Today I decided to scroll through and delete notes from my notepad on my iPhone. I wanted to create more space as I tend to use this feature for everything under the sun. I write things to remember, addresses, books and documentaries I want to read and watch eventually, test run emails to send, write out blog posts and many other things.

When I went back to the earliest of notes, which were written before I got clean and sober this time, I found some things I would’ve liked to forget.

Actually, I HAD forgotten but this journey through my notepad was a jarring reminder of the life I had led, the things I had done and said and the space I was in mentally, emotionally and spiritually.

Among the documentation of dates and events for my child custody lawyer, the pleading email drafts to my children’s father, the accusatory text drafts to his on again/off again girlfriend and the delusional words of a lost little girl with no hope, I found a draft of a suicide letter I had wrote to my then 14 year old son.

In the last few weeks before my intervention, I had reached the point of making it my mission to leave this earth. There was nothing in me that believed there was any hope of a way out. My fate was to die at an early age with a tragic ending to a tragic story.

I had given up. I had tried in multiple ways to end my life but something or someone always intervened.

While in my car on one of my three day disappearing acts, I decided I better write a goodbye letter to my boys. I guess I decided to intend that these letters get to them on their eighteenth birthdays.

In these letters I explain to my boys that I just didn’t know how to live anymore, that I loved them with all my heart and I would be watching over them in spirit always. I was deeply saddened for leaving them but there was no other way.

I knew I had left them in my car where they would be easily found. I don’t know what ever happened to those letters.

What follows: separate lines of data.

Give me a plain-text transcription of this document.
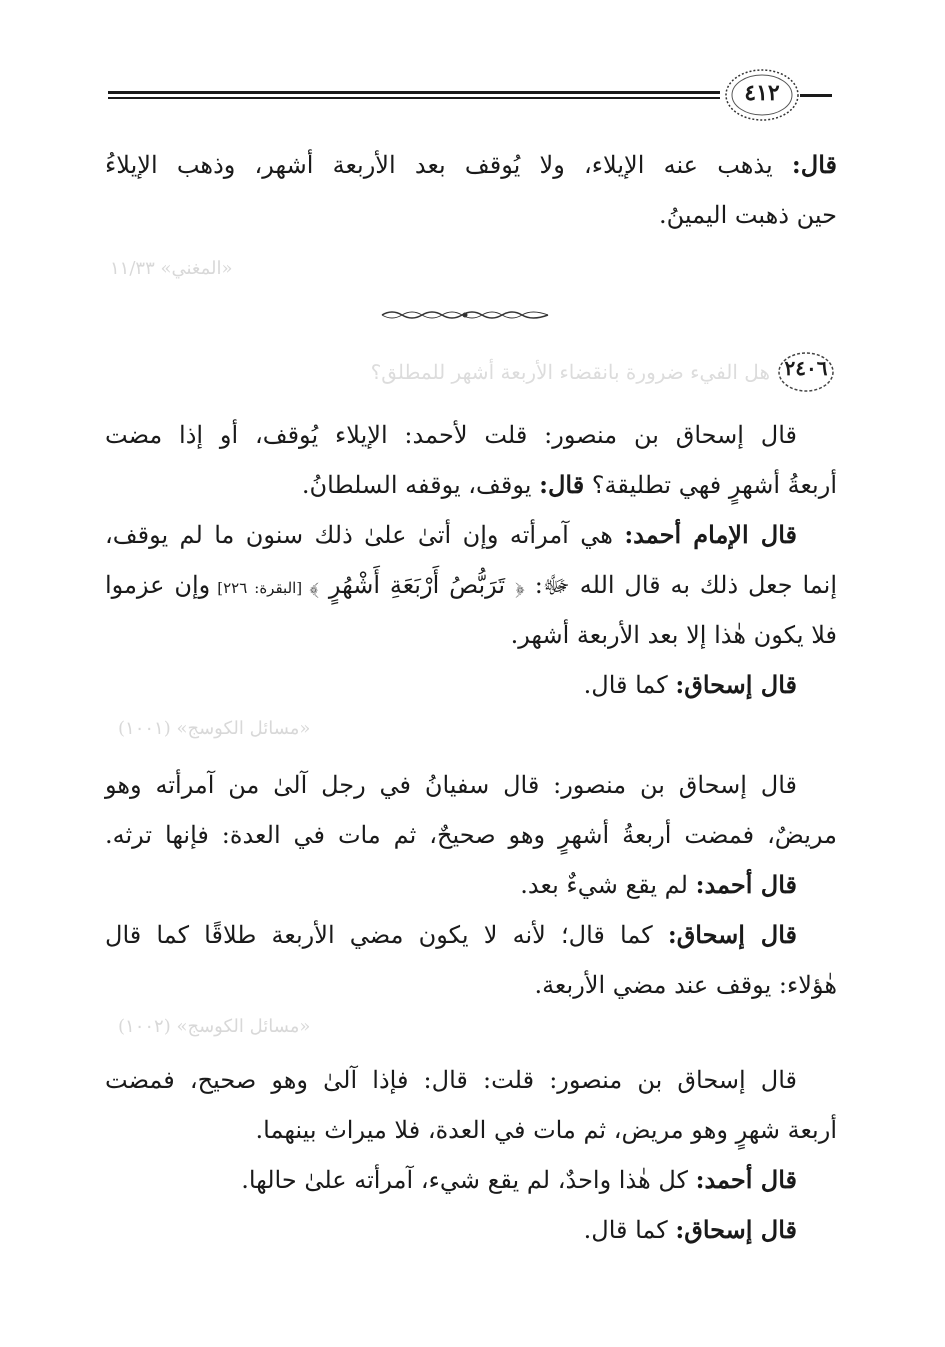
٤١٢
قال: يذهب عنه الإيلاء، ولا يُوقف بعد الأربعة أشهر، وذهب الإيلاءُ
حين ذهبت اليمينُ.
«المغني» ١١/٣٣
٢٤٠٦
هل الفيء ضرورة بانقضاء الأربعة أشهر للمطلق؟
قال إسحاق بن منصور: قلت لأحمد: الإيلاء يُوقف، أو إذا مضت
أربعةُ أشهرٍ فهي تطليقة؟ قال: يوقف، يوقفه السلطانُ.
قال الإمام أحمد: هي آمرأته وإن أتىٰ علىٰ ذلك سنون ما لم يوقف،
إنما جعل ذلك به قال الله ﷻ: ﴿ تَرَبُّصُ أَرْبَعَةِ أَشْهُرٍ ﴾ [البقرة: ٢٢٦] وإن عزموا
فلا يكون هٰذا إلا بعد الأربعة أشهر.
قال إسحاق: كما قال.
«مسائل الكوسج» (١٠٠١)
قال إسحاق بن منصور: قال سفيانُ في رجل آلىٰ من آمرأته وهو
مريضٌ، فمضت أربعةُ أشهرٍ وهو صحيحٌ، ثم مات في العدة: فإنها ترثه.
قال أحمد: لم يقع شيءٌ بعد.
قال إسحاق: كما قال؛ لأنه لا يكون مضي الأربعة طلاقًا كما قال
هٰؤلاء: يوقف عند مضي الأربعة.
«مسائل الكوسج» (١٠٠٢)
قال إسحاق بن منصور: قلت: قال: فإذا آلىٰ وهو صحيح، فمضت
أربعة شهرٍ وهو مريض، ثم مات في العدة، فلا ميراث بينهما.
قال أحمد: كل هٰذا واحدٌ، لم يقع شيء، آمرأته علىٰ حالها.
قال إسحاق: كما قال.
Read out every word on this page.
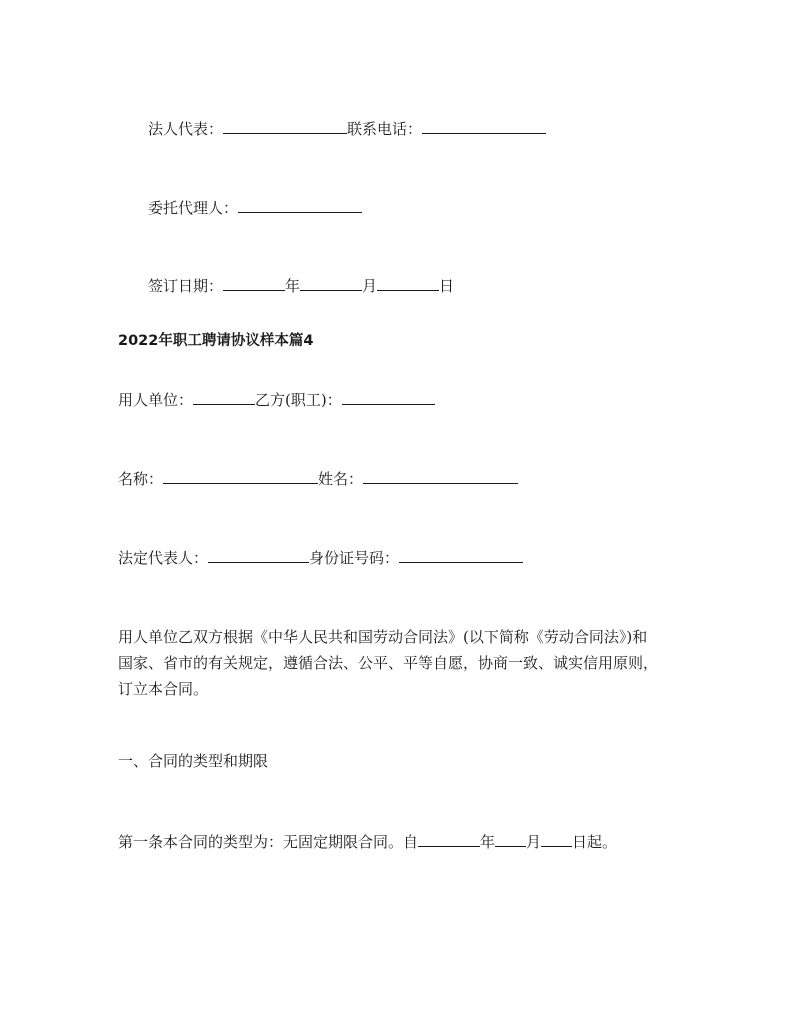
法人代表：	联系电话：
委托代理人：
签订日期：	年	月	日
2022年职工聘请协议样本篇4
用人单位：	乙方(职工)：
名称：	姓名：
法定代表人：	身份证号码：
用人单位乙双方根据《中华人民共和国劳动合同法》(以下简称《劳动合同法》)和
国家、省市的有关规定，遵循合法、公平、平等自愿，协商一致、诚实信用原则，
订立本合同。
一、合同的类型和期限
第一条本合同的类型为：无固定期限合同。自	年 月 日起。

What I hadn’t remembered was that I wrote them first on my iPhone notepad, which is where for the first time sober, I got to read them today.

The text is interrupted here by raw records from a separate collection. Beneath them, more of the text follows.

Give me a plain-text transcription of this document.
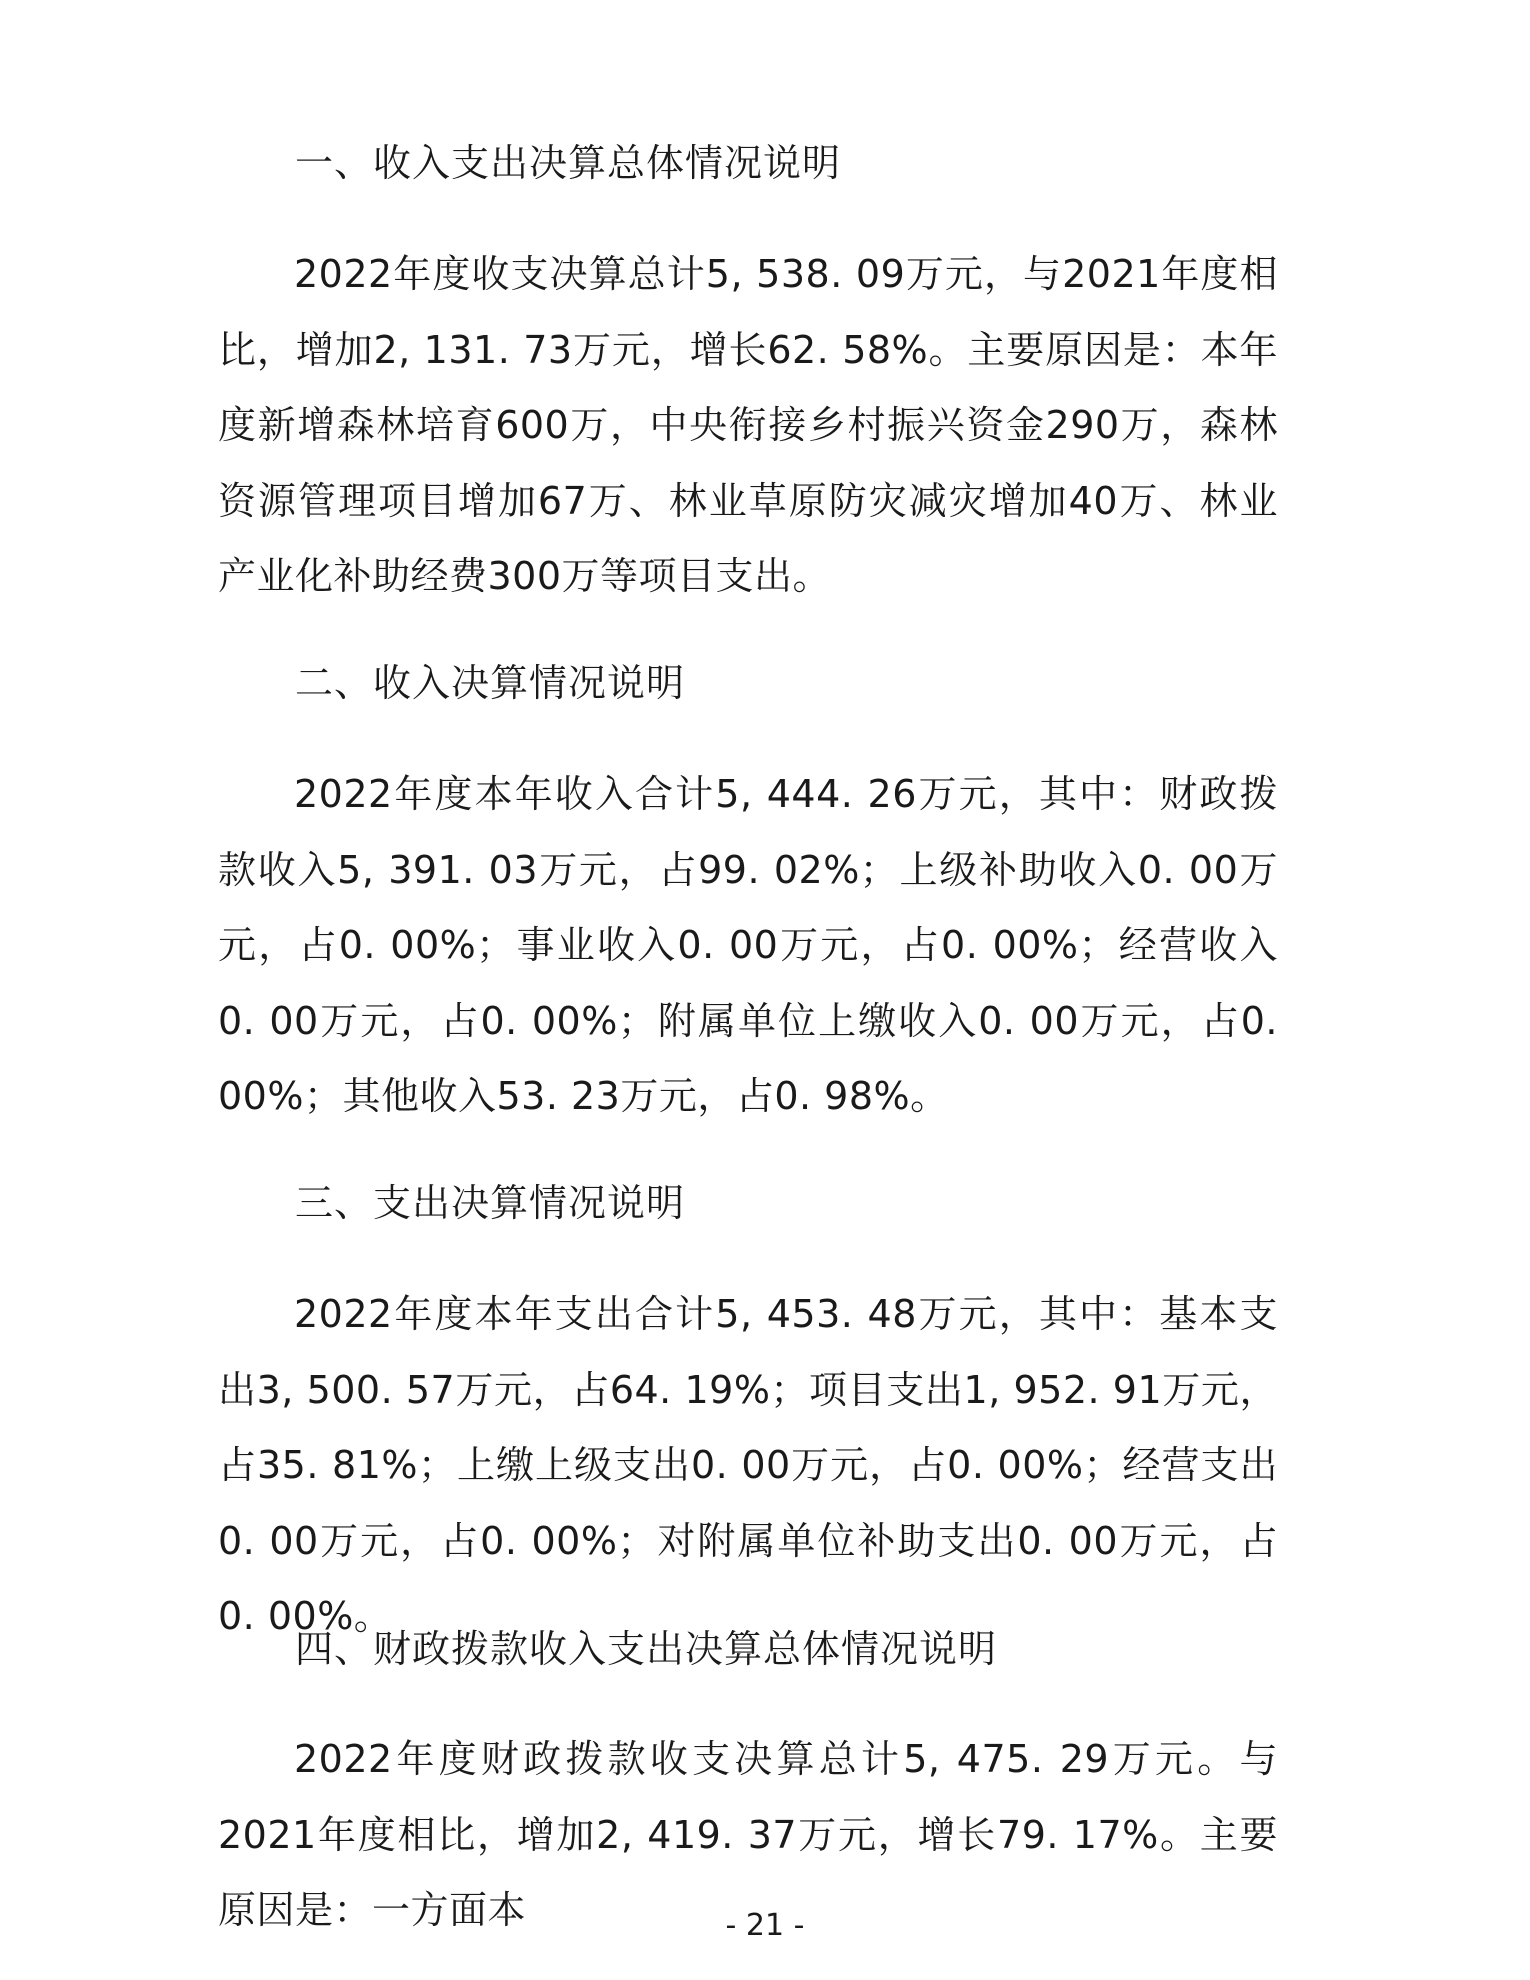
一、收入支出决算总体情况说明
2022年度收支决算总计5, 538. 09万元，与2021年度相比，增加2, 131. 73万元，增长62. 58%。主要原因是：本年度新增森林培育600万，中央衔接乡村振兴资金290万，森林资源管理项目增加67万、林业草原防灾减灾增加40万、林业产业化补助经费300万等项目支出。
二、收入决算情况说明
2022年度本年收入合计5, 444. 26万元，其中：财政拨款收入5, 391. 03万元，占99. 02%；上级补助收入0. 00万元，占0. 00%；事业收入0. 00万元，占0. 00%；经营收入0. 00万元，占0. 00%；附属单位上缴收入0. 00万元，占0. 00%；其他收入53. 23万元，占0. 98%。
三、支出决算情况说明
2022年度本年支出合计5, 453. 48万元，其中：基本支出3, 500. 57万元，占64. 19%；项目支出1, 952. 91万元，占35. 81%；上缴上级支出0. 00万元，占0. 00%；经营支出0. 00万元，占0. 00%；对附属单位补助支出0. 00万元，占0. 00%。
四、财政拨款收入支出决算总体情况说明
2022年度财政拨款收支决算总计5, 475. 29万元。与2021年度相比，增加2, 419. 37万元，增长79. 17%。主要原因是：一方面本	- 21 -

It was like reading an excerpt of a book written about a fictional character or taking a peek into the life of someone else. I felt sadness for this girl.

She was so scared, alone and hopeless that she felt the best she could do is take her own life and leave behind her two beautiful sons because she felt they would have a better life without her.

She felt she had nothing left to offer the world or anyone in it.

It’s been over seven months now and how she, or I, have changed can only be described as a miracle.

Today my life is full of purpose and joy.

I have a full life of family, friends, loved ones and a fellowship that has risen up around me through simply being kind, loving and of service to others. Most of my days are happy, joyous and free. I strive to live life as fully as I can with new experiences every day. I am always learning new things about myself and others which bring me closer to who God intends me to be.

This miracle has happened only through working the steps of Alcoholics Anonymous which brought me to know my creator.